The Seventh Layer: Learning About the Assessment Question Itself
The interaction is not only teaching us about Lucy: It is also teaching us about the question.
Every learner response contributes evidence regarding the psychometric quality of the assessment itself. Over time, this allows the platform to calculate learned difficulty, item discrimination, distractor effectiveness, reliability contributions, response patterns and potential sources of bias.
When Lucy answers the percentages question, her response becomes part of a growing evidence base that helps us understand whether the question is functioning as intended.
- Assessment authors may believe a question is difficult. Learner behaviour may reveal something different.
- Assessment authors may believe a distractor is effective. Learner behaviour may reveal that nobody selects it.
The platform continuously learns about both the learner and the measurement instrument being used to assess the learner.
The Eighth Layer: Instructional Decisioning
All of this activity exists for one purpose. Better instructional decisions.
As the learner model becomes more accurate, the platform becomes better at determining what should happen next.
When Lucy clicks Submit, the engine may conclude that she is ready to progress. It may determine that additional evidence is required before a mastery decision can be made. It may identify a prerequisite gap that should be addressed before introducing more advanced content.
Assessment and instruction therefore become part of the same evidence-driven cycle.
Assessment generates evidence > Evidence updates the learner model > The learner model informs instruction. > Instruction generates new evidence.
The cycle repeats continuously.
What New Questions Become Possible?
Because Adaptemy extracts significantly more information from learner interactions than traditional systems, organisations gain the ability to answer questions that would otherwise remain invisible.
About the Learner
- Has Lucy genuinely mastered the concept?
- How confident are we in that conclusion?
- Is she demonstrating a misconception?
- Is she likely guessing?
- What prerequisite knowledge may be missing?
- Is she ready to progress?
- Which intervention is most likely to improve outcomes?
About the Assessment Item
- Is the question functioning as intended?
- Is its observed difficulty aligned with its authored difficulty?
- How discriminating is the item?
- Are the distractors effective?
- Is there evidence of guessing or bias?
- How much information does the item contribute to measurement?
About the Curriculum
- Which concepts act as bottlenecks?
- Which prerequisites are most predictive of future success?
- Where are misconceptions occurring most frequently?
- Which pathways lead to the strongest learning outcomes?
- Which concepts contribute most strongly to future mastery?
One Question Response: Hundreds of Realtime Calculations
Lucy has only answered a single question: Adaptemy generated a cascade of evidence-driven updates across a sophisticated learner modelling architecture.

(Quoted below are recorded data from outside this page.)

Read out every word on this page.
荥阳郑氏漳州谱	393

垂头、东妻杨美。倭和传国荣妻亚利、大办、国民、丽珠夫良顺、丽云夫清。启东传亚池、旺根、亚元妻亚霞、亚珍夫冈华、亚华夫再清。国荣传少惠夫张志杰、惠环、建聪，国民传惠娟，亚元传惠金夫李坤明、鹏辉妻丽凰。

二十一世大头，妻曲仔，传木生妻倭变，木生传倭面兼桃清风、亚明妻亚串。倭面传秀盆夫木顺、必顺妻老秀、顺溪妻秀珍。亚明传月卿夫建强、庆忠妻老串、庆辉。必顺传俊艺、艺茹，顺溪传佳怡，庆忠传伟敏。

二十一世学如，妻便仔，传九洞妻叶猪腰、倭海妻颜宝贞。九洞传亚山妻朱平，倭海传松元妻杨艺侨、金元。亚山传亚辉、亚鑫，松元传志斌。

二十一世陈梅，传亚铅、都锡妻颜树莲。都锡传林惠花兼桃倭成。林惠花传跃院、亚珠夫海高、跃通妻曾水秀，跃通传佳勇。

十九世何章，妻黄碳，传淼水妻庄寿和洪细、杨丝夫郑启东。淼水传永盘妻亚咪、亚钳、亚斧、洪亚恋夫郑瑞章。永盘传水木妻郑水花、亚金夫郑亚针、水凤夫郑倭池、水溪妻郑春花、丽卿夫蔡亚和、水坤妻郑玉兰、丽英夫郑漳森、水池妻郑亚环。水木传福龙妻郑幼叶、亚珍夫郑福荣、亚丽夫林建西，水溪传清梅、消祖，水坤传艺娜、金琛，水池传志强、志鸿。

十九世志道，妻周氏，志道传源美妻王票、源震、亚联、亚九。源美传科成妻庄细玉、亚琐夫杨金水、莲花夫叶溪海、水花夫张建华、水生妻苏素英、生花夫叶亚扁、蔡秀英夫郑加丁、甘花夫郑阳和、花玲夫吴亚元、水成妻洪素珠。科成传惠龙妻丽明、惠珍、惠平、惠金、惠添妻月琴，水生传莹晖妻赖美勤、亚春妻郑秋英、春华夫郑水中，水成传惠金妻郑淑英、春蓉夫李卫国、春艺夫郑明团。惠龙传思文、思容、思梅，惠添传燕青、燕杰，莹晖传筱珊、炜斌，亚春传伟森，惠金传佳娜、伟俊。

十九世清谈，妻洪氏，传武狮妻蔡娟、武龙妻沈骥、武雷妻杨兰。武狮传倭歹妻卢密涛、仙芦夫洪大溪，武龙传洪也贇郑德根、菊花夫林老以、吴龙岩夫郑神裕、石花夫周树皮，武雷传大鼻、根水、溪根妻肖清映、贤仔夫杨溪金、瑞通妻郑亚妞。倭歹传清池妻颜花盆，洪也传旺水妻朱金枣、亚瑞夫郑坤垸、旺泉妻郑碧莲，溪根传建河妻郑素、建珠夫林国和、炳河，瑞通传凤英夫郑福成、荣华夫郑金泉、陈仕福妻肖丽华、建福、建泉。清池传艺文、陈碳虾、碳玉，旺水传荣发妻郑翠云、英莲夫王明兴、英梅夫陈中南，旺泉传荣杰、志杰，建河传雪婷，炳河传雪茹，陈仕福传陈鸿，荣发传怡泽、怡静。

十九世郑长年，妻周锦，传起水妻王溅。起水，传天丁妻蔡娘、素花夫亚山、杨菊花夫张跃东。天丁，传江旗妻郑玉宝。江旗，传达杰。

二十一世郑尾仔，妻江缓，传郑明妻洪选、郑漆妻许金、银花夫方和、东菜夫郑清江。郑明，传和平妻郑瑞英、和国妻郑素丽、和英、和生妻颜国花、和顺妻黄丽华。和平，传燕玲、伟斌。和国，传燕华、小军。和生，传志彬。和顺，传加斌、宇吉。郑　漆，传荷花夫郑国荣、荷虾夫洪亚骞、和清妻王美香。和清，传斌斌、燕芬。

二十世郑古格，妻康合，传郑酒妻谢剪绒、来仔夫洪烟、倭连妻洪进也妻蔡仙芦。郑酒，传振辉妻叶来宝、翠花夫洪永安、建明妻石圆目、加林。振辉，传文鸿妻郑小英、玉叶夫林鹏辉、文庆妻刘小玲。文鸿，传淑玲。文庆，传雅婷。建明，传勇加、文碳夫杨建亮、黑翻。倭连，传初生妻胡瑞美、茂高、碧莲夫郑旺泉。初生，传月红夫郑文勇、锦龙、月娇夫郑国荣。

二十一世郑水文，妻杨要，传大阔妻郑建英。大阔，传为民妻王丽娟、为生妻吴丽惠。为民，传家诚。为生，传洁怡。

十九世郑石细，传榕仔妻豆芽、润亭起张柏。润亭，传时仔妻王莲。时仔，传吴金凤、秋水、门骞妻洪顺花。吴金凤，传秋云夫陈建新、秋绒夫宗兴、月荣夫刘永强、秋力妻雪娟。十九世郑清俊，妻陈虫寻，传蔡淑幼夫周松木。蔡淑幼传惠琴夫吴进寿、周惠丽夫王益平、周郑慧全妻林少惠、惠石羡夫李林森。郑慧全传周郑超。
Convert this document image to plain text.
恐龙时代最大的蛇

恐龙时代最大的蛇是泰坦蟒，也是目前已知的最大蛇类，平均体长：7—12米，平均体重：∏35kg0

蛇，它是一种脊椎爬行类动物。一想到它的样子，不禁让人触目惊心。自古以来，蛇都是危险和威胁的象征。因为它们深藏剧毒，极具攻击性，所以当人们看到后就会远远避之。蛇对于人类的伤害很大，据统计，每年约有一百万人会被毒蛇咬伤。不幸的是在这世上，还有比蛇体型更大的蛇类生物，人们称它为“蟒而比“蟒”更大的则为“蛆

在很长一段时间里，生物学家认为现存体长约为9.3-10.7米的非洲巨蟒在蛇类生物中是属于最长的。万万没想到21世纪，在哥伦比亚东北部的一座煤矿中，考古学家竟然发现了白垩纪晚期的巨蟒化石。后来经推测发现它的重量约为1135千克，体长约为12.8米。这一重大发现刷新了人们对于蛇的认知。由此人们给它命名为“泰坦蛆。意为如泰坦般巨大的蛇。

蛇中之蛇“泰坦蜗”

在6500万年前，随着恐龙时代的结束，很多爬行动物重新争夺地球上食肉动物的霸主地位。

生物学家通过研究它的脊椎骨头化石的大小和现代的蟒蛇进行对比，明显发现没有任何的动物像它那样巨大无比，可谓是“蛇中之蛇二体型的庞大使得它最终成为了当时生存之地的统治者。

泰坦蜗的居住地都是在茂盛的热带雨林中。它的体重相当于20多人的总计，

Within milliseconds, the interaction contributed to mastery estimation, confidence estimation, Bayesian knowledge propagation, predictive modelling, psychometric analysis and instructional decision-making. The platform learned more about Lucy, more about the assessment item, and more about the curriculum itself.
None of this required additional questions.
None of it required additional effort from the learner.
It simply required extracting more valueand insight from the interaction.
That is ultimately what the Adaptemy AI engine is designed to do.
Because the quality of personalisation will always depend on the quality of learner mastery estimation.
And learner mastery estimation depends on how much we can learn from every single response.